Order issued January 27, 2015.
In The
Court of Appeals
For The
First District of Texas
————————————
NO. 01-13-01045-CR
———————————
EX PARTE RICHARD MARK BOWMAN, Appellant
On Appeal from the County Criminal Court at Law No. 2
Harris County, Texas
Trial Court Case No. 1921607
ORDER OF ABATEMENT
Appellant, Richard Mark Bowman, challenged the trial court’s order
denying his application for a writ of habeas corpus. See TEX. CODE CRIM. PROC.
ANN. art. 11.072, § 8 (Vernon Supp. 2014). In his appeal to this Court, appellant
argued that the trial court had erred in denying him relief from a judgment of
conviction of the misdemeanor offense of driving while intoxicated because his
trial counsel had rendered him ineffective assistance. Ex parte Bowman, 444
S.W.3d 272, 274 (Tex. App.—Houston [1st Dist.]), rev’d, 447 S.W.3d 887 (Tex.
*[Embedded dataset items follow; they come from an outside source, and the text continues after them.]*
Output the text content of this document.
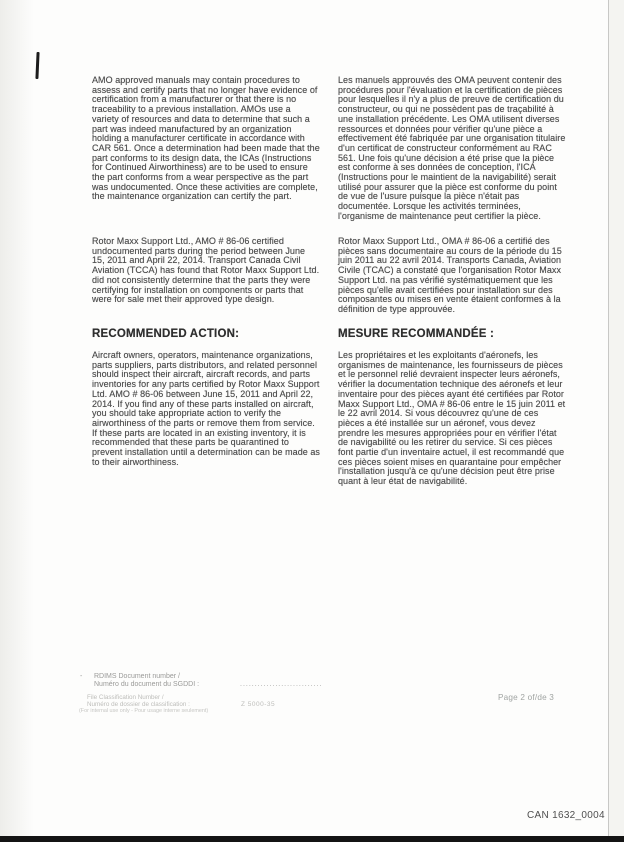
AMO approved manuals may contain procedures to assess and certify parts that no longer have evidence of certification from a manufacturer or that there is no traceability to a previous installation. AMOs use a variety of resources and data to determine that such a part was indeed manufactured by an organization holding a manufacturer certificate in accordance with CAR 561. Once a determination had been made that the part conforms to its design data, the ICAs (Instructions for Continued Airworthiness) are to be used to ensure the part conforms from a wear perspective as the part was undocumented. Once these activities are complete, the maintenance organization can certify the part.
Rotor Maxx Support Ltd., AMO # 86-06 certified undocumented parts during the period between June 15, 2011 and April 22, 2014. Transport Canada Civil Aviation (TCCA) has found that Rotor Maxx Support Ltd. did not consistently determine that the parts they were certifying for installation on components or parts that were for sale met their approved type design.
RECOMMENDED ACTION:
Aircraft owners, operators, maintenance organizations, parts suppliers, parts distributors, and related personnel should inspect their aircraft, aircraft records, and parts inventories for any parts certified by Rotor Maxx Support Ltd. AMO # 86-06 between June 15, 2011 and April 22, 2014. If you find any of these parts installed on aircraft, you should take appropriate action to verify the airworthiness of the parts or remove them from service. If these parts are located in an existing inventory, it is recommended that these parts be quarantined to prevent installation until a determination can be made as to their airworthiness.
Les manuels approuvés des OMA peuvent contenir des procédures pour l'évaluation et la certification de pièces pour lesquelles il n'y a plus de preuve de certification du constructeur, ou qui ne possèdent pas de traçabilité à une installation précédente. Les OMA utilisent diverses ressources et données pour vérifier qu'une pièce a effectivement été fabriquée par une organisation titulaire d'un certificat de constructeur conformément au RAC 561. Une fois qu'une décision a été prise que la pièce est conforme à ses données de conception, l'ICA (Instructions pour le maintient de la navigabilité) serait utilisé pour assurer que la pièce est conforme du point de vue de l'usure puisque la pièce n'était pas documentée. Lorsque les activités terminées, l'organisme de maintenance peut certifier la pièce.
Rotor Maxx Support Ltd., OMA # 86-06 a certifié des pièces sans documentaire au cours de la période du 15 juin 2011 au 22 avril 2014. Transports Canada, Aviation Civile (TCAC) a constaté que l'organisation Rotor Maxx Support Ltd. na pas vérifié systématiquement que les pièces qu'elle avait certifiées pour installation sur des composantes ou mises en vente étaient conformes à la définition de type approuvée.
MESURE RECOMMANDÉE :
Les propriétaires et les exploitants d'aéronefs, les organismes de maintenance, les fournisseurs de pièces et le personnel relié devraient inspecter leurs aéronefs, vérifier la documentation technique des aéronefs et leur inventaire pour des pièces ayant été certifiées par Rotor Maxx Support Ltd., OMA # 86-06 entre le 15 juin 2011 et le 22 avril 2014. Si vous découvrez qu'une de ces pièces a été installée sur un aéronef, vous devez prendre les mesures appropriées pour en vérifier l'état de navigabilité ou les retirer du service. Si ces pièces font partie d'un inventaire actuel, il est recommandé que ces pièces soient mises en quarantaine pour empêcher l'installation jusqu'à ce qu'une décision peut être prise quant à leur état de navigabilité.
- RDIMS Document number /
Numéro du document du SGDDI :	............................
File Classification Number /
Numéro de dossier de classification :
(For internal use only - Pour usage interne seulement)
Z 5000-35
Page 2 of/de 3
CAN 1632_0004
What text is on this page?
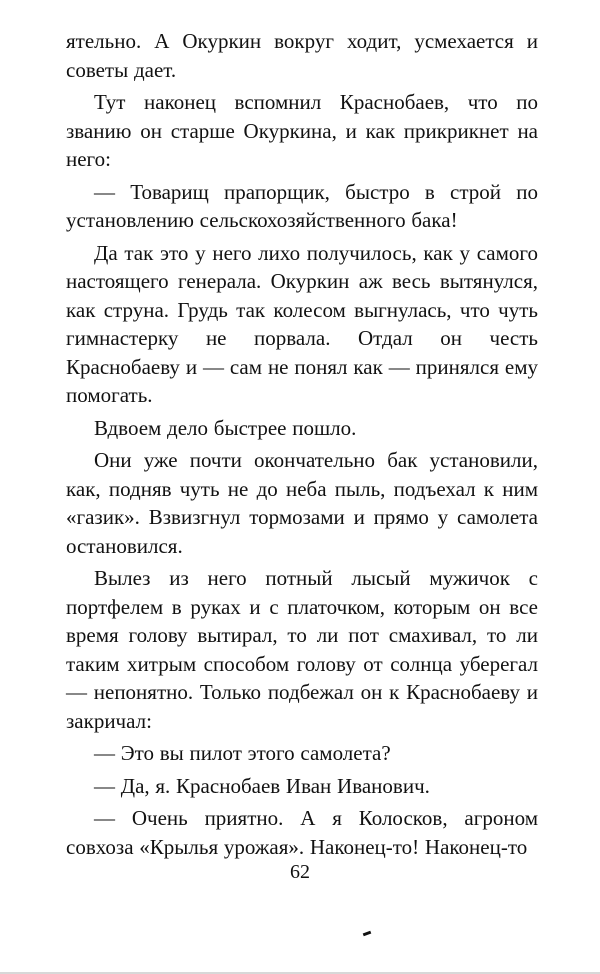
ятельно. А Окуркин вокруг ходит, усмехается и советы дает.

Тут наконец вспомнил Краснобаев, что по званию он старше Окуркина, и как прикрикнет на него:

— Товарищ прапорщик, быстро в строй по установлению сельскохозяйственного бака!

Да так это у него лихо получилось, как у самого настоящего генерала. Окуркин аж весь вытянулся, как струна. Грудь так колесом выгнулась, что чуть гимнастерку не порвала. Отдал он честь Краснобаеву и — сам не понял как — принялся ему помогать.

Вдвоем дело быстрее пошло.

Они уже почти окончательно бак установили, как, подняв чуть не до неба пыль, подъехал к ним «газик». Взвизгнул тормозами и прямо у самолета остановился.

Вылез из него потный лысый мужичок с портфелем в руках и с платочком, которым он все время голову вытирал, то ли пот смахивал, то ли таким хитрым способом голову от солнца уберегал — непонятно. Только подбежал он к Краснобаеву и закричал:

— Это вы пилот этого самолета?

— Да, я. Краснобаев Иван Иванович.

— Очень приятно. А я Колосков, агроном совхоза «Крылья урожая». Наконец-то! Наконец-то

62
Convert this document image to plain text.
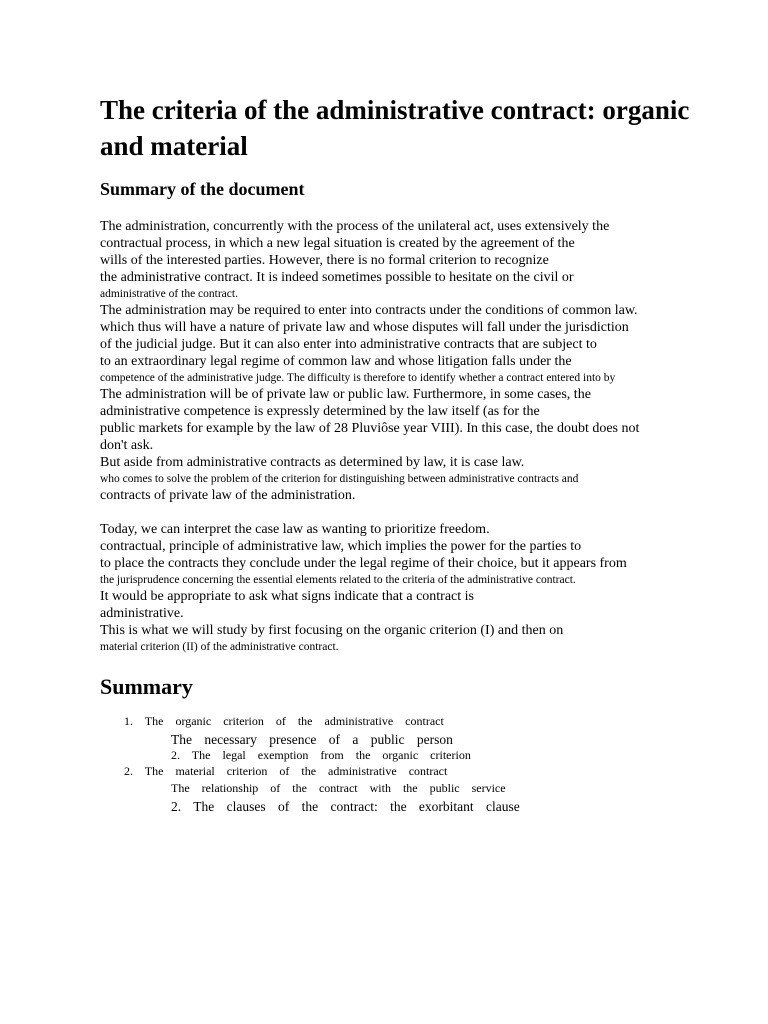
The criteria of the administrative contract: organic and material
Summary of the document
The administration, concurrently with the process of the unilateral act, uses extensively the
contractual process, in which a new legal situation is created by the agreement of the
wills of the interested parties. However, there is no formal criterion to recognize
the administrative contract. It is indeed sometimes possible to hesitate on the civil or
administrative of the contract.
The administration may be required to enter into contracts under the conditions of common law.
which thus will have a nature of private law and whose disputes will fall under the jurisdiction
of the judicial judge. But it can also enter into administrative contracts that are subject to
to an extraordinary legal regime of common law and whose litigation falls under the
competence of the administrative judge. The difficulty is therefore to identify whether a contract entered into by
The administration will be of private law or public law. Furthermore, in some cases, the
administrative competence is expressly determined by the law itself (as for the
public markets for example by the law of 28 Pluviôse year VIII). In this case, the doubt does not
don't ask.
But aside from administrative contracts as determined by law, it is case law.
who comes to solve the problem of the criterion for distinguishing between administrative contracts and
contracts of private law of the administration.
Today, we can interpret the case law as wanting to prioritize freedom.
contractual, principle of administrative law, which implies the power for the parties to
to place the contracts they conclude under the legal regime of their choice, but it appears from
the jurisprudence concerning the essential elements related to the criteria of the administrative contract.
It would be appropriate to ask what signs indicate that a contract is
administrative.
This is what we will study by first focusing on the organic criterion (I) and then on
material criterion (II) of the administrative contract.
Summary
1. The organic criterion of the administrative contract
The necessary presence of a public person
2. The legal exemption from the organic criterion
2. The material criterion of the administrative contract
The relationship of the contract with the public service
2. The clauses of the contract: the exorbitant clause
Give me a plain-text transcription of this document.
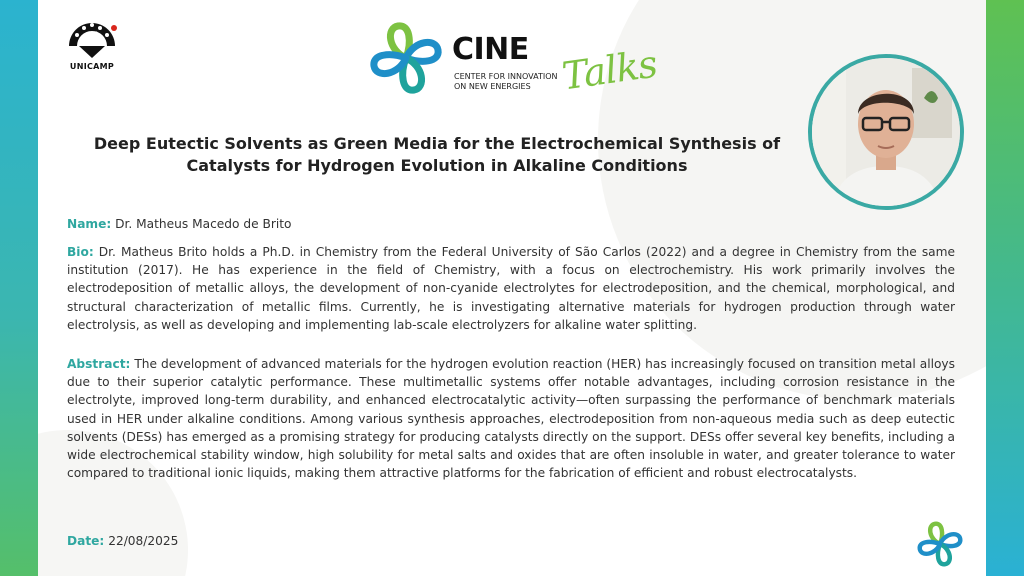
UNICAMP	CINE
CENTER FOR INNOVATION
ON NEW ENERGIES Talks
Deep Eutectic Solvents as Green Media for the Electrochemical Synthesis of
Catalysts for Hydrogen Evolution in Alkaline Conditions
Name: Dr. Matheus Macedo de Brito
Bio: Dr. Matheus Brito holds a Ph.D. in Chemistry from the Federal University of São Carlos (2022) and a degree in Chemistry from the same institution (2017). He has experience in the field of Chemistry, with a focus on electrochemistry. His work primarily involves the electrodeposition of metallic alloys, the development of non-cyanide electrolytes for electrodeposition, and the chemical, morphological, and structural characterization of metallic films. Currently, he is investigating alternative materials for hydrogen production through water electrolysis, as well as developing and implementing lab-scale electrolyzers for alkaline water splitting.
Abstract: The development of advanced materials for the hydrogen evolution reaction (HER) has increasingly focused on transition metal alloys due to their superior catalytic performance. These multimetallic systems offer notable advantages, including corrosion resistance in the electrolyte, improved long-term durability, and enhanced electrocatalytic activity—often surpassing the performance of benchmark materials used in HER under alkaline conditions. Among various synthesis approaches, electrodeposition from non-aqueous media such as deep eutectic solvents (DESs) has emerged as a promising strategy for producing catalysts directly on the support. DESs offer several key benefits, including a wide electrochemical stability window, high solubility for metal salts and oxides that are often insoluble in water, and greater tolerance to water compared to traditional ionic liquids, making them attractive platforms for the fabrication of efficient and robust electrocatalysts.
Date: 22/08/2025
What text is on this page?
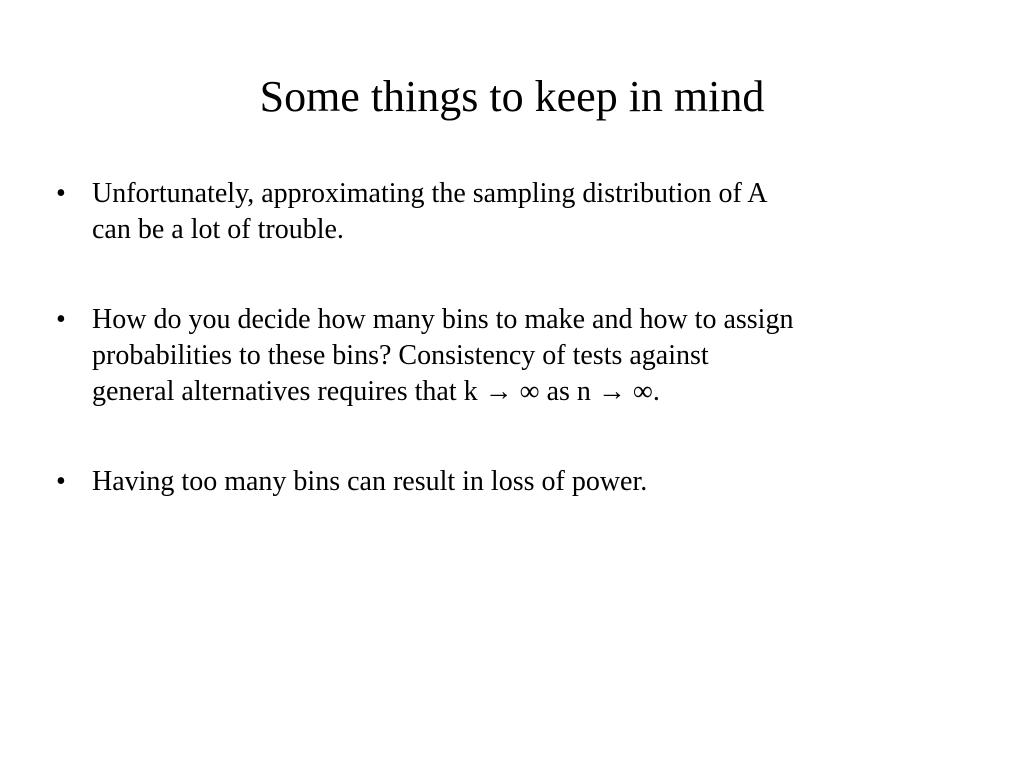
Some things to keep in mind
• Unfortunately, approximating the sampling distribution of A
can be a lot of trouble.
• How do you decide how many bins to make and how to assign
probabilities to these bins? Consistency of tests against
general alternatives requires that k → ∞ as n → ∞.
• Having too many bins can result in loss of power.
Crim. App. 2014). For the first time on appeal, the State contended that the
doctrine of laches barred appellant’s requested habeas relief. Id. at 277–78.
Noting that “the State did not plead or otherwise assert the doctrine of laches
in the trial court as a bar to appellant’s requested habeas relief” and, thus, “did not
afford the trial court the opportunity to address and determine the fact question of
laches,” we held that the State had “waived the defense.” Id. at 278–79. Further
holding, based on the trial court’s findings of fact, that appellant’s trial counsel had
rendered him ineffective assistance, we reversed the trial court’s order and granted
appellant habeas relief. Id. at 282.
After the State filed a petition for discretionary review, the Texas Court of
Criminal Appeals vacated this Court’s judgment, and it remanded the case to this
Court. Ex parte Bowman, 447 S.W.3d 887, 889 (Tex. Crim. App. 2014). The
court agreed that “‘[l]aches is a question of fact’” and “in Art. 11.072 cases, ‘the
trial judge is the sole finder of fact.’” Id. at 888 (quoting Ex parte Bowman, 444
S.W.3d at 278–79). And it noted that “there is nothing in the trial record, other
than the length of the delay, from which to ascertain whether laches has been
proved.” Id. Regardless, the court held that this Court had erred in holding that
the State had waived the laches issue by not actually presenting it to the trial court.
2
Id. Nevertheless, it has remanded the case back to this Court “to remand to the
trial court for a hearing on the laches issue.” Id. at 888–89 (citing Ex parte Smith
444 S.W.3d 661 (Tex. Crim. App. 2014); Ex parte Perez, 398 S.W.3d 206 (Tex.
Crim. App. 2013)).
Accordingly, we abate this appeal and remand this case to the trial court to
conduct an evidentiary hearing on the laches issue and for the trial court to enter
supplemental findings of fact and conclusions of law. The hearing shall be
conducted within 60 days of the date of this order. A supplemental clerk’s record
containing the supplemental findings of fact and conclusions of law, and a
supplemental reporter’s record of the hearing are to be filed with the Clerk of this
Court no later than 90 days from the date of this order.
This appeal is abated, treated as a closed case, and removed from this
Court’s active docket.
It is so ORDERED.
PER CURIAM
Panel consists of Justices Jennings, Higley, and Lloyd.
Do not publish. TEX. R. APP. P. 47.2(b).